Polpette dall’effetto ciliegia, una tira l’altra!
“Polpette” (Del Vecchio Editore, Forme Brevi, pp. 237 pagine, euro 17) è la raccolta di storie brevi del parmigiano Jacopo Masini. Anzi, brevissime! Ma si può dire tanto in poco? Certo che si! Si chiama dono della sintesi e in questo caso anche della scrittura, insomma un bel talento.
Raccolte in 7 macro capitoli, queste storie possono avere una doppia lettura. Possiamo interpretarle come l’ironica analisi delle umane miserie. Oppure semplicemente come racconti super brevi, un po’ folli e impregnati di ironia. Quella dell’ironia (e siamo a tre) è una ripetizione consapevole e voluta perché elemento fondamentale di ognuna di queste piccole storie, o quasi. Piccole storie, dunque, che ci ricordano quel che piccolo non è.
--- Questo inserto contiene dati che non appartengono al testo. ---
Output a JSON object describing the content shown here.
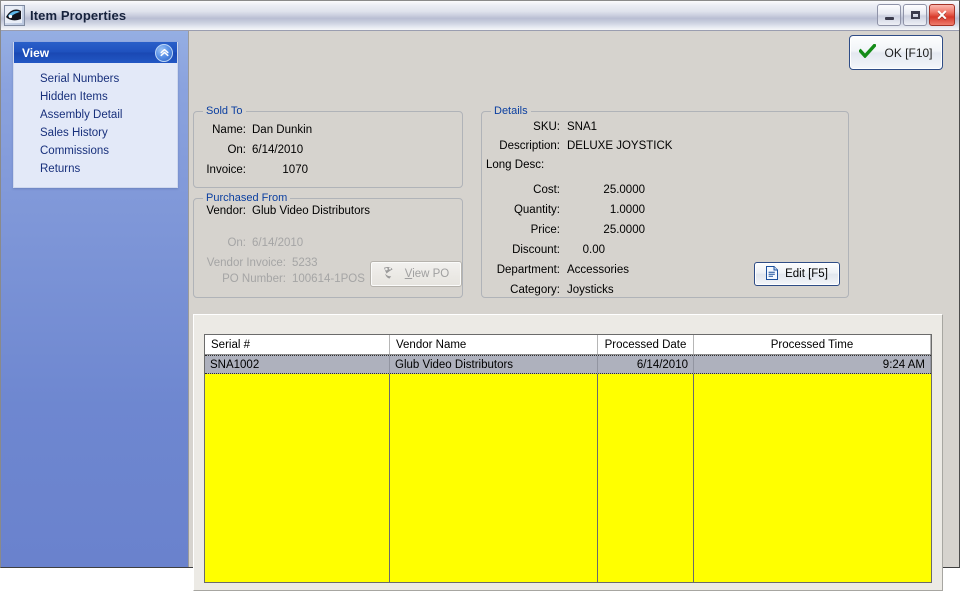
{
  "window": {
    "title": "Item Properties",
    "icon": "app-logo-icon",
    "buttons": {
      "minimize": "Minimize",
      "maximize": "Maximize",
      "close": "Close"
    }
  },
  "sidebar": {
    "header": {
      "title": "View",
      "collapse_icon": "chevron-double-up-icon"
    },
    "items": [
      {
        "label": "Serial Numbers"
      },
      {
        "label": "Hidden Items"
      },
      {
        "label": "Assembly Detail"
      },
      {
        "label": "Sales History"
      },
      {
        "label": "Commissions"
      },
      {
        "label": "Returns"
      }
    ]
  },
  "toolbar": {
    "ok_label": "OK [F10]",
    "ok_icon": "green-check-icon"
  },
  "sold_to": {
    "legend": "Sold To",
    "fields": [
      {
        "label": "Name:",
        "value": "Dan Dunkin"
      },
      {
        "label": "On:",
        "value": "6/14/2010"
      },
      {
        "label": "Invoice:",
        "value": "1070"
      }
    ]
  },
  "purchased_from": {
    "legend": "Purchased From",
    "fields": [
      {
        "label": "Vendor:",
        "value": "Glub Video Distributors",
        "disabled": false
      },
      {
        "label": "On:",
        "value": "6/14/2010",
        "disabled": true
      },
      {
        "label": "Vendor Invoice:",
        "value": "5233",
        "disabled": true
      },
      {
        "label": "PO Number:",
        "value": "100614-1POS",
        "disabled": true
      }
    ],
    "view_po_button": {
      "label_prefix": "",
      "accel": "V",
      "label_rest": "iew PO",
      "full_label": "View PO",
      "icon": "po-document-icon",
      "disabled": true
    }
  },
  "details": {
    "legend": "Details",
    "fields": [
      {
        "label": "SKU:",
        "value": "SNA1"
      },
      {
        "label": "Description:",
        "value": "DELUXE JOYSTICK"
      },
      {
        "label": "Long Desc:",
        "value": ""
      },
      {
        "label": "Cost:",
        "value": "25.0000"
      },
      {
        "label": "Quantity:",
        "value": "1.0000"
      },
      {
        "label": "Price:",
        "value": "25.0000"
      },
      {
        "label": "Discount:",
        "value": "0.00"
      },
      {
        "label": "Department:",
        "value": "Accessories"
      },
      {
        "label": "Category:",
        "value": "Joysticks"
      }
    ],
    "edit_button": {
      "label": "Edit [F5]",
      "icon": "document-edit-icon"
    }
  },
  "grid": {
    "columns": [
      {
        "header": "Serial #",
        "align": "left"
      },
      {
        "header": "Vendor Name",
        "align": "left"
      },
      {
        "header": "Processed Date",
        "align": "center"
      },
      {
        "header": "Processed Time",
        "align": "center"
      }
    ],
    "rows": [
      {
        "serial": "SNA1002",
        "vendor": "Glub Video Distributors",
        "date": "6/14/2010",
        "time": "9:24 AM",
        "selected": true
      }
    ],
    "empty_background_color": "#ffff00"
  },
  "colors": {
    "accent_blue": "#0b3fa0",
    "nav_header": "#1f51be",
    "selection": "#aeb1bd",
    "grid_empty": "#ffff00",
    "ok_check": "#148c18"
  }
}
Sono storie intelligenti: sicuramente ce ne vuole di intelligenza per saper tenere attaccato il lettore a un libro così bene. È l’effetto della parola usata bene, l’effetto ciliegia, una storia tira l’altra.
Sono storie paradossali, a volte impossibili, ma capaci di strappare un sorriso prima e un “eh magari!” poi. Una sorta di esercizi di stile alle Queneau in cui lo stile è quello di dire tutto in poche righe.
“Quando è morto hanno scoperto in un cassetto della sua scrivania un’enorme piantina che non corrispondeva a nulla, se non alla possibilità di un mondo costruito nei buchi di quello esistente. In mezzo a una piazza che non c’era, Aldo aveva disegnato il proprio autoritratto. Anche lui, però, non c’era più.”
Anche Masini costruisce tutto un mondo sui buchi di quello esistente, lo fa con le parole, e con una punta di sarcasmo. Ed è un mondo di “pozzibilità” come le chiama lui, a volte molto diverso da quello che conosciamo, in cui basta guardare un drago negli occhi per farlo sparire, ingoiare il buio per avere solo luce intorno e demonizzare i mostri è un gioco di parole. Un mondo anche un po’ al rovescio, in cui la vecchiaia è la vera eroina, i personaggi dei libri di testo possono saltare fuori e il lettore può entrare dentro un libro. E invece, proprio come nel mondo reale, si fa a gara col tempo, ma tanto vince sempre lui.
E non manca un tocco di poesia:
“Leone Bruschi diceva che lui e sua moglie erano come due falene: attratti dalla stessa luce, divisi da una lampadina.”